Teriyaki Mushroom Noodles

April 10, 2014

The first cookbook I ever bought was the Betty Crocker Cookbook (I have the tenth edition; the fact that there's a newer one out is making me feel kind of old).  It's still the cookbook I turn to most often, for the hummus that I bring to potlucks, the deviled eggs Mike makes whenever we have a party, and comfort foods like au gratin potatoes and macaroni and cheese.  It's also the resource that I use for seemingly simple bits of information that I can never quite memorize: how long to boil eggs, the oven temperature for baking spaghetti squash, and how much water to use when cooking jasmine rice.  Since transitioning to a mostly vegetarian diet, I tend to get most of my new recipes from vegetarian cookbooks or the Internet, but I recently came across an intriguing recipe for teriyaki noodles in the Betty Crocker Cookbook's short vegetarian chapter.  I wasn't so much interested in the teriyaki or the noodle part.  What caught my eye were the mushrooms.  Since I am quite capable of downing an entire half-pound package for dinner, a vegetarian recipe calling for substantial quantities of three types of mushrooms is high on my list of must-try recipes.

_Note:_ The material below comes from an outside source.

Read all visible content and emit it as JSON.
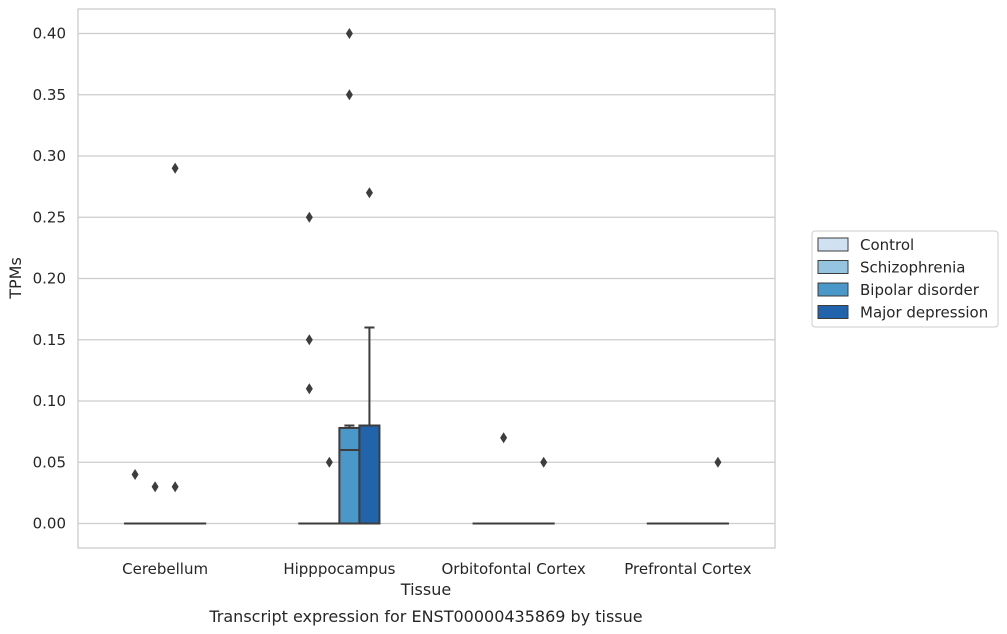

Since my grocery store didn't carry the soba noodles that the recipe called for, I used the recommended substitution of whole-wheat spaghetti noodles with good results.  Be sure not to leave out the dried mushrooms: although they make up a small portion of the mushrooms by volume, their smoky flavor provides a complex flavor throughout the dish.

Adapted from Betty Crocker

Ingredients:

Teriyaki Mushroom Noodles Ingredients  
  • 1/2 ounce dried shitake mushrooms
  • 1 tablespoon sesame seeds
  • 7 ounces dry whole-wheat thin spaghetti noodles
  • 1 tablespoon olive oil
  • 1 large onion, thinly sliced (about 3 cups)
  • 8 ounces white mushrooms, sliced
  • 8 ounces baby portabello mushrooms, sliced
  • 1/4 cup teriyaki sauce
  • 1/4 cup chopped fresh cilantro

Place dried mushrooms in small bowl and cover with hot water.  Soak for 20 minutes or until soft.  Drain and squeeze mushrooms to remove excess water, remove stems, and slice.

Meanwhile, toast sesame seeds in a medium skillet over medium heat, shaking pan frequently, until golden brown, about 5 minutes.  Remove from heat.

Prepare noodles according to package directions and drain.

Meanwhile, heat a large skillet over medium-high heat.  Add oil and tilt to evenly coat.  Add onions and cook, stirring frequently, until onions are soft and starting to brown, about three minutes.  Reduce heat to medium and stir in shitake, white, and baby portabello mushrooms.  Cook, stirring frequently, until mushrooms begin to soften, about three minutes.  Add teriyaki sauce and partially cover pan.  Cook for two minutes, or until mushrooms are tender.  Add noodles and toss until noodles are coated with teriyaki sauce.

Serve garnished with cilantro and toasted sesame seeds.